Джесс мотает головой. Гриффин опять открывает шкафчик, достает мятую коробочку с пластырями. Молча делает все, что может, чтобы остановить кровотечение, залепляя порезы один за другим и не обращая внимания, что и сам перепачкался. Занимаясь этим, то и дело поднимает на нее взгляд, словно спрашивая, не больно ли, но она лишь безразлично смотрит на него.
Закончив, Гриффин опускается на пол, садится по-турецки. Джесс все еще сидит, прислонившись спиной к стене и вытянув перед собой ноги.
— Не хочешь с кем-нибудь об этом поговорить? — спрашивает он.
Она опять мотает головой:
— Нет.
— А пробовала? Когда-нибудь раньше.
— Это не помогло.
— Ладно.
Джесс видит, что Гриффин не сводит с нее глаз — его взгляд перемещается на повязку у нее на голове, потом обратно на ногу. Он понимает, что с ней что-то не так, думает она, надо просто рассказать ему. Но хорошо знает, что как только люди это узнаю`т, их восприятие ее как личности смещается. Они начинают совсем по-другому обращаться с ней. А после того, что она только что натворила с бритвой, не стоит и дальше его напрягать.
Гриффин отводит взгляд, вздыхает, задумавшись. Потом встает, протягивает руку. Джесс берется за нее, и он поднимает ее на ноги.
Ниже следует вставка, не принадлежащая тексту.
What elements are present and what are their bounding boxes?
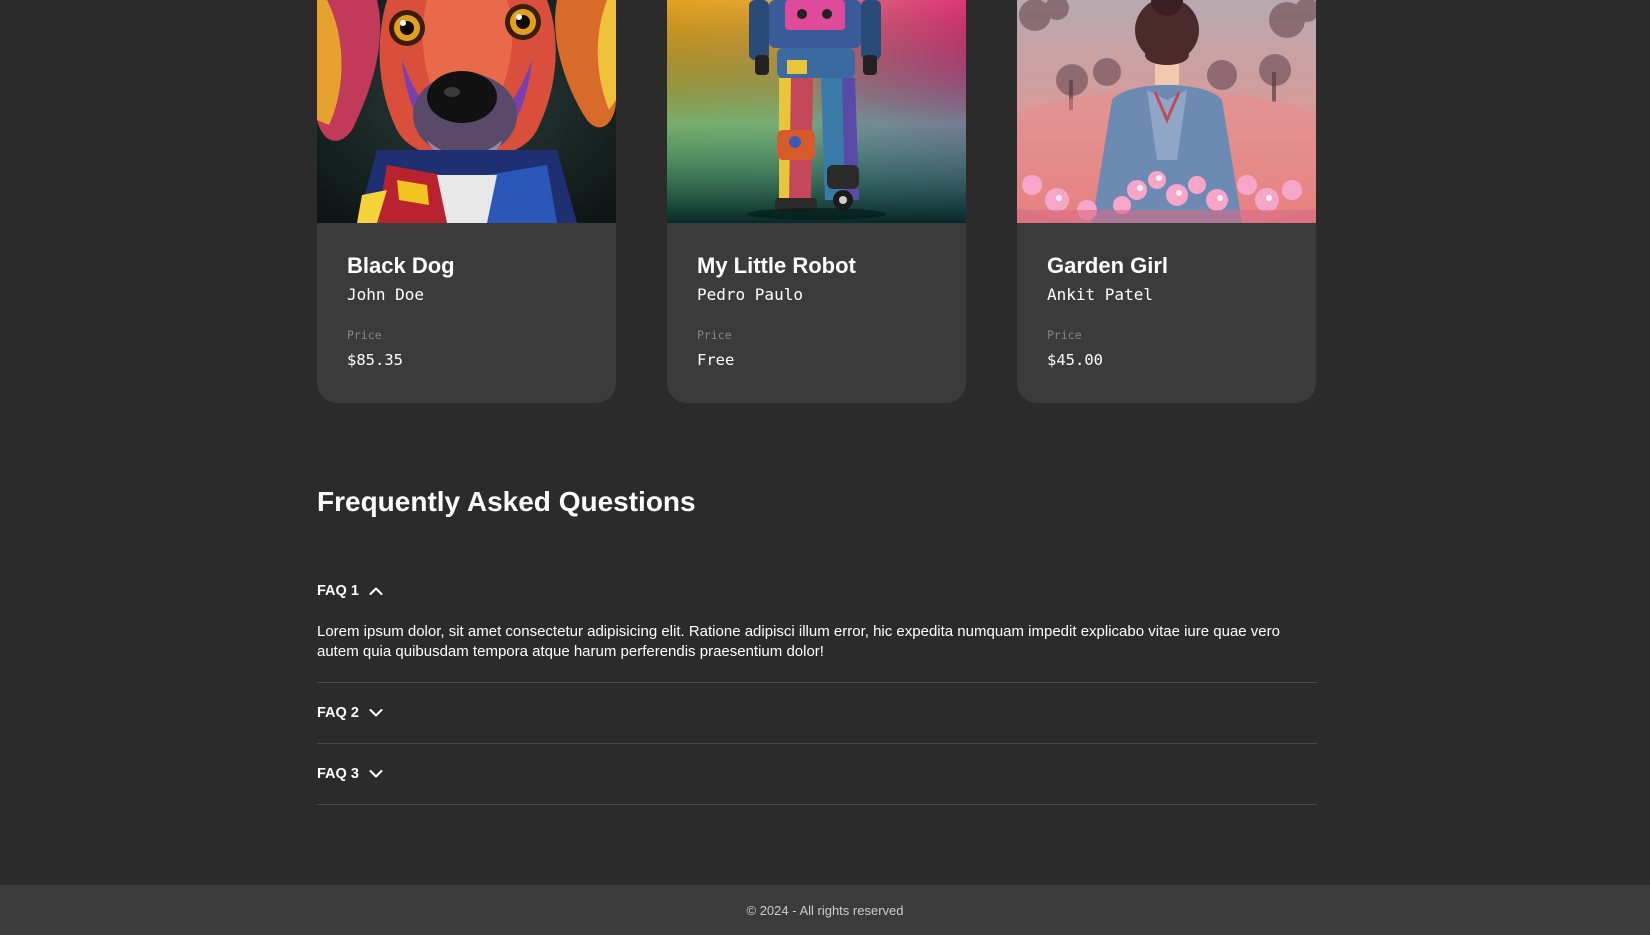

Коленки у нее подкашиваются.
— Да уж, блин, — произносит он, обращаясь скорее к самому себе, когда выключает свет и увлекает ее обратно к кровати. — Ну и хороши же мы с тобой оба…
Ложится рядом с ней в темноте, подтягивает к себе одеяло. Джесс прислушивается к его дыханию, к шуму машин за окном. Всякий раз, когда ей кажется, будто она получила какое-то представление о Гриффине, он доказывает ей, что она ошибается, — вот и сейчас.